ACCORD COLLECTIF D’ENTREPRISE RELATIF A LA MISE EN PLACE DU DISPOSITIF DE FORFAIT ANNUEL EN JOURS AU SEIN DE LA SOCIETE TATA’S NATURAL ALCHEMY LLC
La société TATA’S NATURAL ALCHEMY LLC, société étrangère de droit américain, non immatriculée au Registre français du Commerce et des Sociétés, immatriculée auprès de l’Urssaf en tant qu’entreprise employant du personnel en France sans établissement, dont le numéro de SIRET est le 902 278 167 000 17, dont le siège social est situé 1136 Wooster Road, 05778 Whiting, Etats-Unis.
Représentée par …, en qualité de …, et … en qualité de …, dûment habilités aux fins des présentes.
(Ci-après dénommée « la société TATA’S NATURAL ALCHEMY LLC
»)
D’une part
ET
Les salariés de la société TATA’S NATURAL ALCHEMY LLC couverts par l’accord
(Ci-après dénommés « les salariés »)
D’autre part
PREAMBULE
La société TATA’S NATURAL ALCHEMY LLC a établi un projet d’accord collectif d’entreprise relatif à la mise en place du dispositif de forfait annuel en jours.
Conformément aux dispositions de l’article L. 2232-21 du Code du travail, compte tenu de l’effectif de la société inférieur à 11 salariés et en l’absence de délégué syndical, ce projet d’accord a été transmis aux salariés concernés par courriel en date du 8 janvier 2024 en vue de l’organisation de leur consultation.
Aux termes de ce courriel :
la société a invité tous les salariés concernés a un vote sur le projet d’accord dont l’organisation est fixée le 29 janvier 2024 ;
il a également été transmis la liste des salariés appelés à participer au vote, les modalités de consultations ainsi que la question soumise au vote à savoir « Approuvez-vous le projet d’accord collectif d’entreprise relatif à la mise en place du dispositif de forfait annuel en jours au sein de la société TATA’S NATURAL ALCHEMY LLC?».
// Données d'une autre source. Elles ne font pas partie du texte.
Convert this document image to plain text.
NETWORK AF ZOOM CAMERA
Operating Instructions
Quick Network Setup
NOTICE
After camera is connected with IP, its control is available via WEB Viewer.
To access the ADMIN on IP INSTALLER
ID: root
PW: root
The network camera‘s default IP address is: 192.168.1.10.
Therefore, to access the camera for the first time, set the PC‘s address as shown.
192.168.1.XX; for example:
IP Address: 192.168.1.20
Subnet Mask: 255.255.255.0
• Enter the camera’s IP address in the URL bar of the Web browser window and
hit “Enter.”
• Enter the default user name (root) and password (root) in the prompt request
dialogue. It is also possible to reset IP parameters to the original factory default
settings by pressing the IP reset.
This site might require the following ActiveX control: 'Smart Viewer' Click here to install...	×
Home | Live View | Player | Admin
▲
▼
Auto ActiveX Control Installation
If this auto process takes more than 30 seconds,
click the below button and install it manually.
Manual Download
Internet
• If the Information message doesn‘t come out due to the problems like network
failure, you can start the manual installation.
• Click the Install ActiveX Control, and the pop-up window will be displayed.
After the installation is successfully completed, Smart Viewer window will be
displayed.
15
Conformément aux dispositions légales en vigueur, la consultation a eu lieu en l’absence de l’employeur de manière confidentielle.
Article 1. Champ d’application
Le présent accord s’applique à l’ensemble des salariés de l’entreprise actuels ou futurs, titulaires d’un contrat de travail à durée indéterminée ou déterminée à temps plein ou à temps partiel exerçant leur activité en France.
L’accord est également applicable aux salariés d’entreprises extérieures mis à disposition au sein de la société, dans les conditions prévues par la loi.
En revanche, le présent accord n’a pas vocation à s’appliquer :
aux stagiaires ;
aux mandataires sociaux non titulaires d’un contrat de travail ;
aux salariés de la société mis à disposition au sein d’une autre entreprise, pour la durée de la mise à disposition et dans les conditions prévues par la loi.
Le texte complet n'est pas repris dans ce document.